Release Managers should _own_ Security Releases

Porting over from https://gitlab.slack.com/archives/releases/p1489694361015309

  • ernst: Wondering if an edit to the release-managers page makes sense to clarify ordering / priority / responsibility of doing a security release. Over in https://gitlab.com/gitlab-org/release-tools/blob/master/doc/release-manager.md it says "Post-release: The amount and scheduling of patch releases is entirely at the discretion of the release manager (with the exception of security releases, which should be addressed immediately).” which would indicate that as soon as @briann adds the Next Patch Release label to his security release issue, it should become the RM’s first and top priority. Is that reasonable though?
  • stanhu: It really depends on the vulnerability and the urgency of the security release.
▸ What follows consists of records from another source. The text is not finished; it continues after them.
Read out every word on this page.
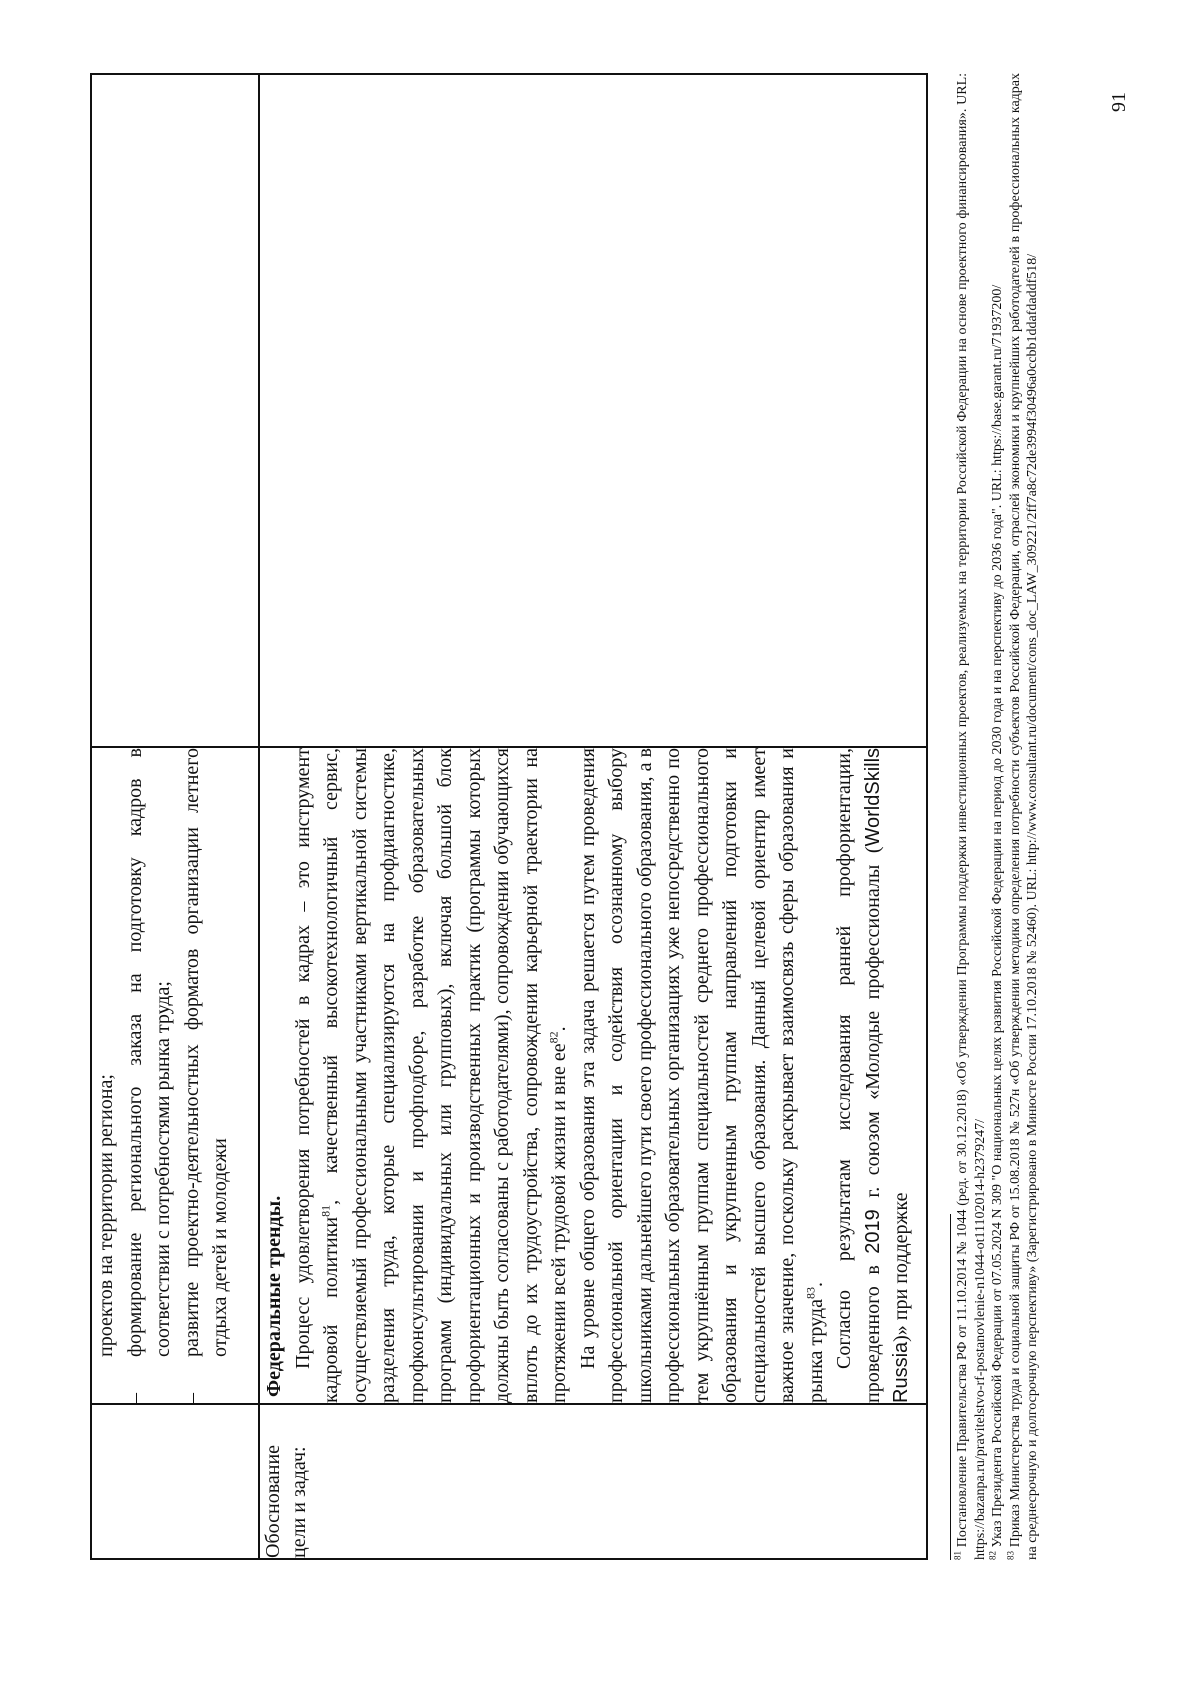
	проектов на территории региона;

–
формирование регионального заказа на подготовку кадров в соответствии с потребностями рынка труда;
–
развитие проектно-деятельностных форматов организации летнего отдыха детей и молодежи	

Обоснование цели и задач:	Федеральные тренды. Процесс удовлетворения потребностей в кадрах – это инструмент кадровой политики$^{81}$, качественный высокотехнологичный сервис, осуществляемый профессиональными участниками вертикальной системы разделения труда, которые специализируются на профдиагностике, профконсультировании и профподборе, разработке образовательных программ (индивидуальных или групповых), включая большой блок профориентационных и производственных практик (программы которых должны быть согласованы с работодателями), сопровождении обучающихся вплоть до их трудоустройства, сопровождении карьерной траектории на протяжении всей трудовой жизни и вне $ее^{82}$. На уровне общего образования эта задача решается путем проведения профессиональной ориентации и содействия осознанному выбору школьниками дальнейшего пути своего профессионального образования, а в профессиональных образовательных организациях уже непосредственно по тем укрупнённым группам специальностей среднего профессионального образования и укрупненным группам направлений подготовки и специальностей высшего образования. Данный целевой ориентир имеет важное значение, поскольку раскрывает взаимосвязь сферы образования и рынка труда$^{83}$. Согласно результатам исследования ранней профориентации, проведенного в 2019 г. союзом «Молодые профессионалы (WorldSkills Russia)» при поддержке	

$^{81}$ Постановление Правительства РФ от 11.10.2014 № 1044 (ред. от 30.12.2018) «Об утверждении Программы поддержки инвестиционных проектов, реализуемых на территории Российской Федерации на основе проектного финансирования». URL: https://bazanpa.ru/pravitelstvo-rf-postanovlenie-n1044-ot11102014-h2379247/ $^{82}$ Указ Президента Российской Федерации от 07.05.2024 N 309 "О национальных целях развития Российской Федерации на период до 2030 года и на перспективу до 2036 года". URL: https://base.garant.ru/71937200/

$^{83}$ Приказ Министерства труда и социальной защиты РФ от 15.08.2018 № 527н «Об утверждении методики определения потребности субъектов Российской Федерации, отраслей экономики и крупнейших работодателей в профессиональных кадрах на среднесрочную и долгосрочную перспективу» (Зарегистрировано в Минюсте России 17.10.2018 № 52460). URL: http://www.consultant.ru/document/cons_doc_LAW_309221/2ff7a8c72de3994f30496a0ccbb1ddafdaddf518/

91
If it's a critical problem (e.g. admin impersonation bug), we should make it the top priority. Otherwise, there will be times when the RMs prefer to focus on getting the release out on time for the 22nd rather than being distracted by a security release that can wait a few days after the 22nd.
  • ernst: Thanks, that makes sense. But we need an owner of a security release, and I feel it should be the Release Managers, not @briann . Does that make sense?
  • stanhu: Yes. I nominate the previous release manager because the current (e.g. 9.0) one may be too busy trying to deal with all the 9.0 release issues
  • ernst: 🤔 Interesting! Will they not end up bumping into each other a bunch? The current RM for the current release and the prior RM for the security release?
  • stanhu: Yeah, it's tricky because a security release often touches 3 releases in total... it's a lot for one person usually

Proposal: assign the RM from release N-1 (where the current release is N) to own Security Releases that need to occur during the same time as the RM for release N is working on release N.

Pros:

  • Clear ownership
  • Having worked on N-1 may help in releasing the security releases which typically happen for N-1 through N-3.
  • Potentially assist current RM if needed to unblock the Security Release.

Cons:

  • Possibly get in each other's way, delaying both the Security Release and the regular release.